Nesse contexto, o psicólogo destaca 5
estratégias fundamentais para a prevenção do burnout nas empresas.
Confira:
Redesenhar o trabalho e reduzir sobrecarga
Para isso, é essencial mapear cargas de trabalho com clareza e
priorizar entregas que sejam realmente estratégicas. Além disso, adotar modelos
de gestão que considerem a sustentabilidade do desempenho a longo prazo, e não
apenas a produtividade imediata, ajuda a evitar a exaustão.
Capacitar
líderes como agentes de prevenção
Isso significa treiná-los para identificar sinais de estresse,
promover diálogos empáticos e agir preventivamente quando percebem sobrecarga.
Também é importante evitar que a pressão sofrida pelas lideranças se
multiplique em efeito cascata sobre suas equipes.
Equilibrar
vida profissional e pessoal de forma real
Isso passa por estabelecer políticas de desconexão fora do
expediente, com limites claros de disponibilidade, oferecendo maior
flexibilidade de jornada e modelo de trabalho. Quando possível, deve-se
respeitar preferências individuais e incentivar pausas, intervalos efetivos e
programas que estimulem o autocuidado.
Oferecer
apoio especializado e acessível
Isso pode ser feito por meio de atendimentos psicológicos,
programas de assistência ao colaborador (EAP) e workshops baseados em
evidências científicas. Tratar a saúde mental como uma questão de saúde
ocupacional, reconhecendo seu impacto direto em afastamentos e produtividade,
deve ser uma prioridade. Além disso, os recursos disponibilizados precisam ser
de fácil acesso, sem burocracia e livres de estigmas.

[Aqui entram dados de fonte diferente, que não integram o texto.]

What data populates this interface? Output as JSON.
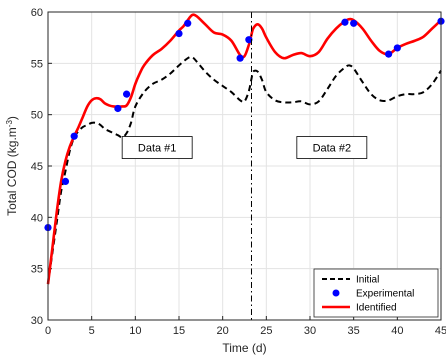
{
  "chart_data": {
    "type": "line",
    "xlabel": "Time (d)",
    "ylabel": "Total COD (kg.m",
    "ylabel_sup": "-3",
    "ylabel_close": ")",
    "xlim": [
      0,
      45
    ],
    "ylim": [
      30,
      60
    ],
    "x_ticks": [
      0,
      5,
      10,
      15,
      20,
      25,
      30,
      35,
      40,
      45
    ],
    "y_ticks": [
      30,
      35,
      40,
      45,
      50,
      55,
      60
    ],
    "grid": true,
    "legend_position": "bottom-right",
    "vertical_line_x": 23.3,
    "annotations": [
      {
        "id": "data1",
        "text": "Data #1",
        "x": 12.5,
        "y": 46.8
      },
      {
        "id": "data2",
        "text": "Data #2",
        "x": 32.5,
        "y": 46.8
      }
    ],
    "series": [
      {
        "name": "Initial",
        "style": "dashed",
        "color": "#000000",
        "x": [
          0,
          0.5,
          1,
          1.5,
          2,
          2.5,
          3,
          3.5,
          4,
          4.5,
          5,
          5.5,
          6,
          6.5,
          7,
          7.5,
          8,
          8.5,
          9,
          9.5,
          10,
          11,
          12,
          13,
          14,
          15,
          16,
          16.5,
          17,
          18,
          19,
          20,
          21,
          22,
          22.5,
          23,
          23.3,
          23.5,
          24,
          24.5,
          25,
          26,
          27,
          28,
          29,
          30,
          31,
          32,
          33,
          34,
          34.5,
          35,
          36,
          37,
          38,
          39,
          40,
          41,
          42,
          43,
          44,
          45
        ],
        "y": [
          33.5,
          36.5,
          39.5,
          42.5,
          44.5,
          46.5,
          47.8,
          48.4,
          48.8,
          49.0,
          49.2,
          49.2,
          49.0,
          48.6,
          48.4,
          48.2,
          48.0,
          47.8,
          48.2,
          49.2,
          50.8,
          52.2,
          53.0,
          53.4,
          54.0,
          54.8,
          55.5,
          55.6,
          55.2,
          54.2,
          53.4,
          52.8,
          52.2,
          51.4,
          51.3,
          52.3,
          53.5,
          54.2,
          54.2,
          53.4,
          52.2,
          51.4,
          51.2,
          51.2,
          51.3,
          51.0,
          51.3,
          52.5,
          53.8,
          54.6,
          54.8,
          54.5,
          53.2,
          52.0,
          51.4,
          51.4,
          51.8,
          52.0,
          52.0,
          52.2,
          53.0,
          54.3
        ]
      },
      {
        "name": "Experimental",
        "style": "markers",
        "color": "#0000ff",
        "x": [
          0,
          2,
          3,
          8,
          9,
          15,
          16,
          22,
          23,
          34,
          35,
          39,
          40,
          45
        ],
        "y": [
          39.0,
          43.5,
          47.9,
          50.6,
          52.0,
          57.9,
          58.9,
          55.5,
          57.3,
          59.0,
          58.9,
          55.9,
          56.5,
          59.1
        ]
      },
      {
        "name": "Identified",
        "style": "solid",
        "color": "#ff0000",
        "x": [
          0,
          0.5,
          1,
          1.5,
          2,
          2.5,
          3,
          3.5,
          4,
          4.5,
          5,
          5.5,
          6,
          6.5,
          7,
          7.5,
          8,
          8.5,
          9,
          9.5,
          10,
          10.5,
          11,
          12,
          13,
          14,
          15,
          15.5,
          16,
          16.5,
          17,
          18,
          19,
          20,
          21,
          22,
          22.5,
          23,
          23.3,
          23.5,
          24,
          24.5,
          25,
          26,
          27,
          28,
          29,
          30,
          31,
          32,
          33,
          34,
          34.5,
          35,
          36,
          37,
          38,
          39,
          40,
          41,
          42,
          43,
          44,
          45
        ],
        "y": [
          33.5,
          37.0,
          40.5,
          43.5,
          45.5,
          46.9,
          47.9,
          48.8,
          49.8,
          50.8,
          51.4,
          51.6,
          51.5,
          51.1,
          50.9,
          50.8,
          50.8,
          50.8,
          50.9,
          51.7,
          53.0,
          54.0,
          54.8,
          55.8,
          56.4,
          57.2,
          58.2,
          58.6,
          59.2,
          59.7,
          59.6,
          58.8,
          58.0,
          57.8,
          57.2,
          55.8,
          55.7,
          56.8,
          57.8,
          58.4,
          58.8,
          58.4,
          57.5,
          56.1,
          55.5,
          55.8,
          56.0,
          55.7,
          56.1,
          57.4,
          58.4,
          59.1,
          59.3,
          59.2,
          58.4,
          57.2,
          56.2,
          55.9,
          56.5,
          56.9,
          57.2,
          57.6,
          58.4,
          59.2
        ]
      }
    ]
  }
}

Utilizar ferramentas validadas cientificamente
O diagnóstico e o acompanhamento da saúde mental nas organizações devem
ser embasados em métodos confiáveis. O uso de ferramentas psicológicas
validadas cientificamente — como as que a Vetor Editora desenvolve e
disponibiliza — permite às empresas compreenderem de forma estruturada como
estão os níveis de bem-estar emocional e cognitivo de seus colaboradores. Além
de apoiar decisões estratégicas de gestão, esses instrumentos podem ser
aplicados como parte da implementação da NR-1, contribuindo para o mapeamento
de riscos psicossociais e para a criação de planos preventivos eficazes.
O
que muda com a implementação da NR-1 em 2026?
A discussão sobre saúde mental no trabalho deve ganhar ainda mais
força com a NR-1 (Norma Regulamentadora nº 1), que trata da gestão de riscos
ocupacionais. A norma, que inclui a obrigatoriedade de mapeamento de riscos
psicossociais e implementação de medidas preventivas, teve sua implementação
adiada recentemente — movimento que gerou debates entre empresas e
especialistas.
Embora o prazo tenha sido prorrogado, a tendência é que as
organizações passem a considerar, de forma estruturada, aspectos emocionais,
cognitivos e sociais do trabalho como parte de sua política de saúde e
segurança. Isso implica em novos padrões de monitoramento e em maior
responsabilidade das lideranças para prevenir não apenas acidentes físicos, mas
também o esgotamento mental.
“Quando a empresa coloca saúde mental no centro da gestão, cria um
ambiente mais humano e sustentável. Isso não apenas reduz afastamentos e
custos, mas fortalece o engajamento, a inovação e a confiança entre
colaboradores e liderança”, reforça Alessandra.